Several things have happened to make reads faster overall. First, the read path has been optimized to take further advantage of the row cache introduced in 0.6 (CASSANDRA-1267 and 1302). Second, row keys have been switched from strings to byte arrays, picking up some speed by eliminating the overhead required for java string construction. Third, usage of
byte has been replaced with
java.nio.ByteBuffer. This allowed us to reduce the amount of byte array copying on the read path and eliminated a significant amount of garbage generation (bonus!), easing the pain still felt by stop-the-world garbage collection.
We’ve upgraded our Thrift version from 0.2 to 0.5. This comes with significant performance improvements. Thrift framed transport is now the default, in contrast to non-framed which was default in 0.6 and earlier.
As with every release of Cassandra so far, our client API has fluctuated quite a bit—something we are not necessarily proud of. A mind-shift is occurring though.
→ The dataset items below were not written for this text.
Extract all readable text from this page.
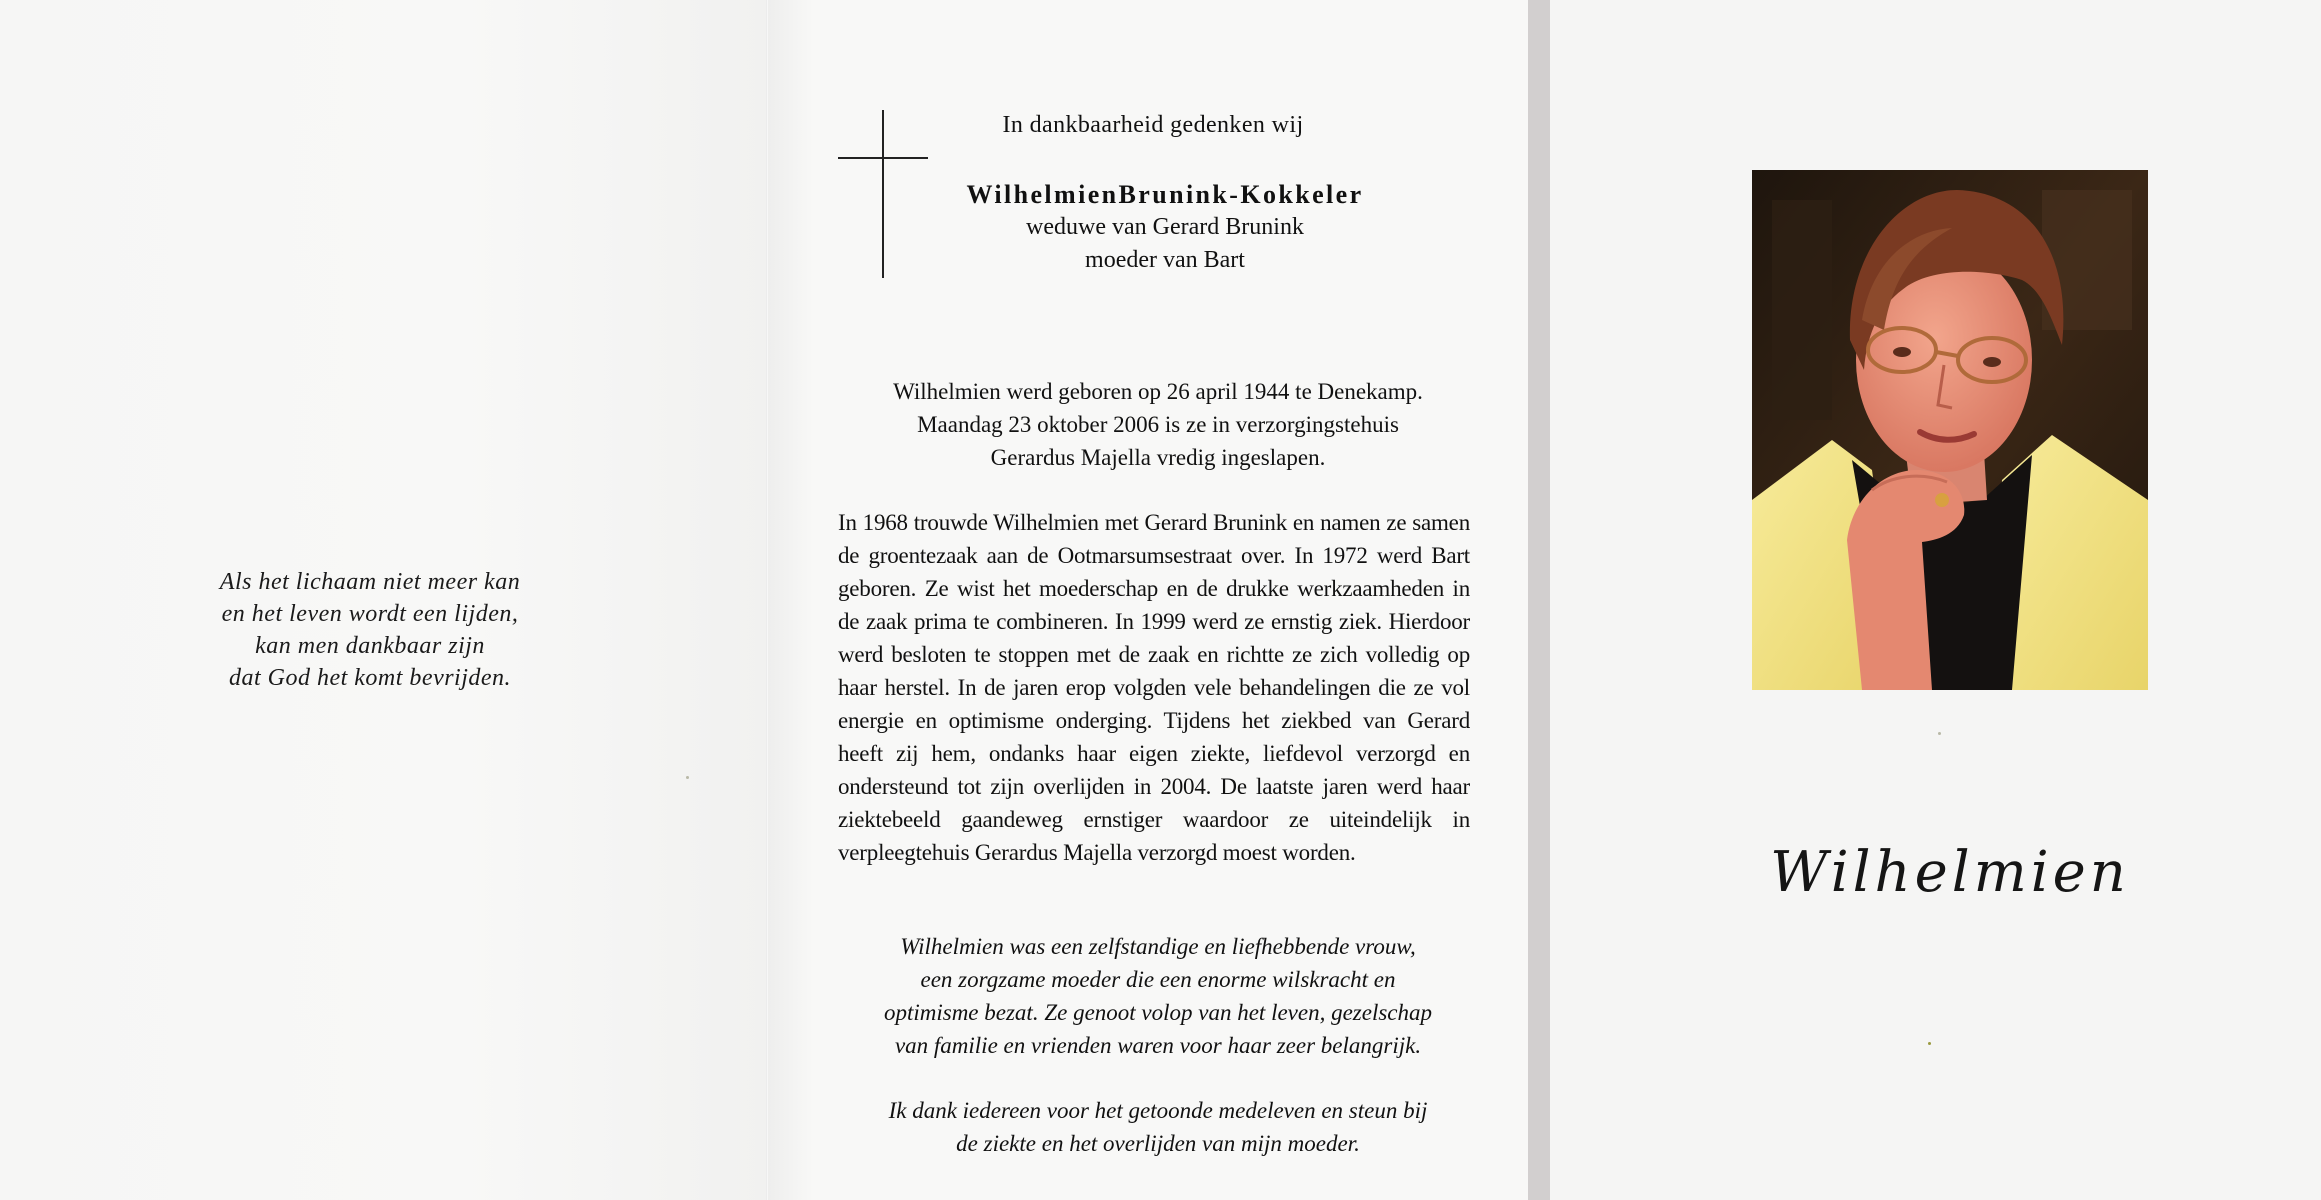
Als het lichaam niet meer kan
en het leven wordt een lijden,
kan men dankbaar zijn
dat God het komt bevrijden.
In dankbaarheid gedenken wij
WilhelmienBrunink-Kokkeler
weduwe van Gerard Brunink
moeder van Bart
Wilhelmien werd geboren op 26 april 1944 te Denekamp.
Maandag 23 oktober 2006 is ze in verzorgingstehuis
Gerardus Majella vredig ingeslapen.
In 1968 trouwde Wilhelmien met Gerard Brunink en namen ze samen de groentezaak aan de Ootmarsumsestraat over. In 1972 werd Bart geboren. Ze wist het moederschap en de drukke werkzaamheden in de zaak prima te combineren. In 1999 werd ze ernstig ziek. Hierdoor werd besloten te stoppen met de zaak en richtte ze zich volledig op haar herstel. In de jaren erop volgden vele behandelingen die ze vol energie en optimisme onderging. Tijdens het ziekbed van Gerard heeft zij hem, ondanks haar eigen ziekte, liefdevol verzorgd en ondersteund tot zijn overlijden in 2004. De laatste jaren werd haar ziektebeeld gaandeweg ernstiger waardoor ze uiteindelijk in verpleegtehuis Gerardus Majella verzorgd moest worden.
Wilhelmien was een zelfstandige en liefhebbende vrouw,
een zorgzame moeder die een enorme wilskracht en
optimisme bezat. Ze genoot volop van het leven, gezelschap
van familie en vrienden waren voor haar zeer belangrijk.
Ik dank iedereen voor het getoonde medeleven en steun bij
de ziekte en het overlijden van mijn moeder.
Wilhelmien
Most Cassandra experts, including myself, have begun recommending that users access Cassandra through one of the available third party libraries (e.g.: Hector, Pelops, Pycassa) instead of directly via Thrift. The main benefit of this approach is that users will be immune from the sort of API changes that happen from version to version so long as client developers keep up.
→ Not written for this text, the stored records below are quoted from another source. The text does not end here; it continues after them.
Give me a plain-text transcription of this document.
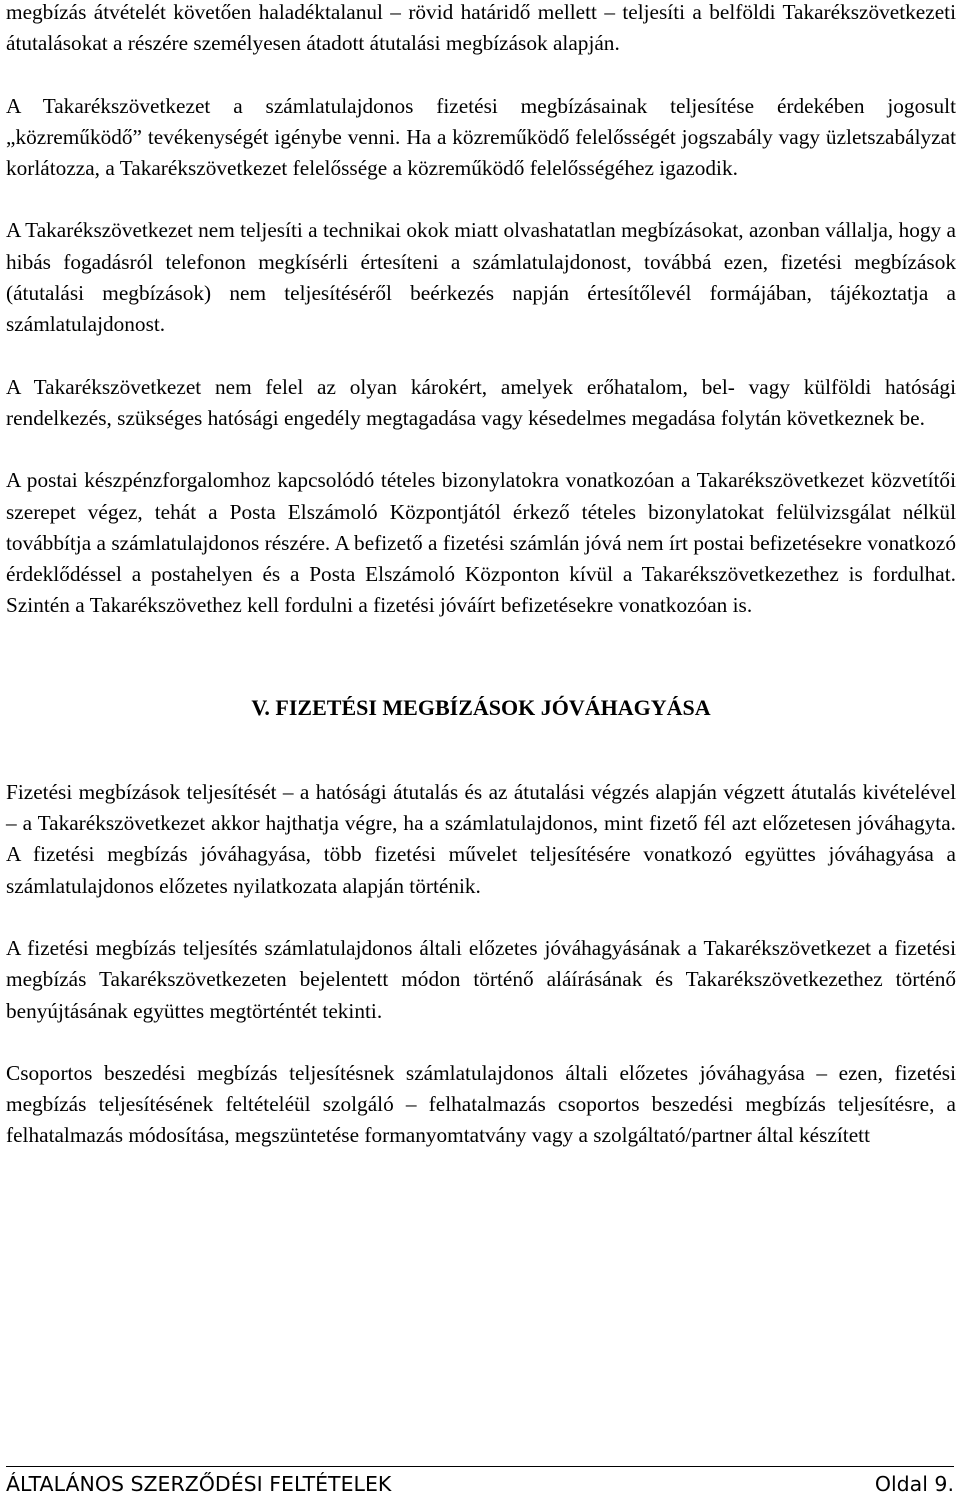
megbízás átvételét követően haladéktalanul – rövid határidő mellett – teljesíti a belföldi Takarékszövetkezeti átutalásokat a részére személyesen átadott átutalási megbízások alapján.

A Takarékszövetkezet a számlatulajdonos fizetési megbízásainak teljesítése érdekében jogosult „közreműködő” tevékenységét igénybe venni. Ha a közreműködő felelősségét jogszabály vagy üzletszabályzat korlátozza, a Takarékszövetkezet felelőssége a közreműködő felelősségéhez igazodik.

A Takarékszövetkezet nem teljesíti a technikai okok miatt olvashatatlan megbízásokat, azonban vállalja, hogy a hibás fogadásról telefonon megkísérli értesíteni a számlatulajdonost, továbbá ezen, fizetési megbízások (átutalási megbízások) nem teljesítéséről beérkezés napján értesítőlevél formájában, tájékoztatja a számlatulajdonost.

A Takarékszövetkezet nem felel az olyan károkért, amelyek erőhatalom, bel- vagy külföldi hatósági rendelkezés, szükséges hatósági engedély megtagadása vagy késedelmes megadása folytán következnek be.

A postai készpénzforgalomhoz kapcsolódó tételes bizonylatokra vonatkozóan a Takarékszövetkezet közvetítői szerepet végez, tehát a Posta Elszámoló Központjától érkező tételes bizonylatokat felülvizsgálat nélkül továbbítja a számlatulajdonos részére. A befizető a fizetési számlán jóvá nem írt postai befizetésekre vonatkozó érdeklődéssel a postahelyen és a Posta Elszámoló Központon kívül a Takarékszövetkezethez is fordulhat. Szintén a Takarékszövethez kell fordulni a fizetési jóváírt befizetésekre vonatkozóan is.

V. FIZETÉSI MEGBÍZÁSOK JÓVÁHAGYÁSA

Fizetési megbízások teljesítését – a hatósági átutalás és az átutalási végzés alapján végzett átutalás kivételével – a Takarékszövetkezet akkor hajthatja végre, ha a számlatulajdonos, mint fizető fél azt előzetesen jóváhagyta. A fizetési megbízás jóváhagyása, több fizetési művelet teljesítésére vonatkozó együttes jóváhagyása a számlatulajdonos előzetes nyilatkozata alapján történik.

A fizetési megbízás teljesítés számlatulajdonos általi előzetes jóváhagyásának a Takarékszövetkezet a fizetési megbízás Takarékszövetkezeten bejelentett módon történő aláírásának és Takarékszövetkezethez történő benyújtásának együttes megtörténtét tekinti.

Csoportos beszedési megbízás teljesítésnek számlatulajdonos általi előzetes jóváhagyása – ezen, fizetési megbízás teljesítésének feltételéül szolgáló – felhatalmazás csoportos beszedési megbízás teljesítésre, a felhatalmazás módosítása, megszüntetése formanyomtatvány vagy a szolgáltató/partner által készített

ÁLTALÁNOS SZERZŐDÉSI FELTÉTELEK	Oldal 9.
There are several things worth noting about the updated API.
- The keyspace argument has been dropped from nearly every method and has been replaced by a
set_keyspace()method that sets the keyspace for the current connection session.
- Expiring (TTL) columns have been introduced. This gives you the ability to set the time-to-live for columns so that they will automatically be removed by compaction without any intervention on your behalf.
storage-conf.xml has been replaced with
cassandra.yaml. The intent is to provide a format that is more human-readable. We have provided a converter that will allow you to convert your XML configuration into YAML prior to upgrading. Also, more settings are configurable than ever before.
- We have continued the trend of exposing more operations and metrics via JMX, including compactions, sstable accesses, endpoint states (gossiper) and TCP messages.
- The authentication framework and built-in Hadoop support have both received a lot of attention.
- Introduction of native code ( ) for snapshots and help with memory swapping.
- Enhanced CLI experience
Cassandra 0.7 offers significant advantages in terms of features and speed than in earlier releases. We’ve done our best to make the upgrade process simple: old data files are still compatible, but your cluster must be brought down entirely.
As always, if you would like to learn more about Cassandra, good places to start are the website, wiki and #cassandra on IRC (freenode). Apache also hosts several mailing lists that are excellent resources. Additionally, NEWS.txt is a good place to go to find out more about some of the high-level changes in Cassandra.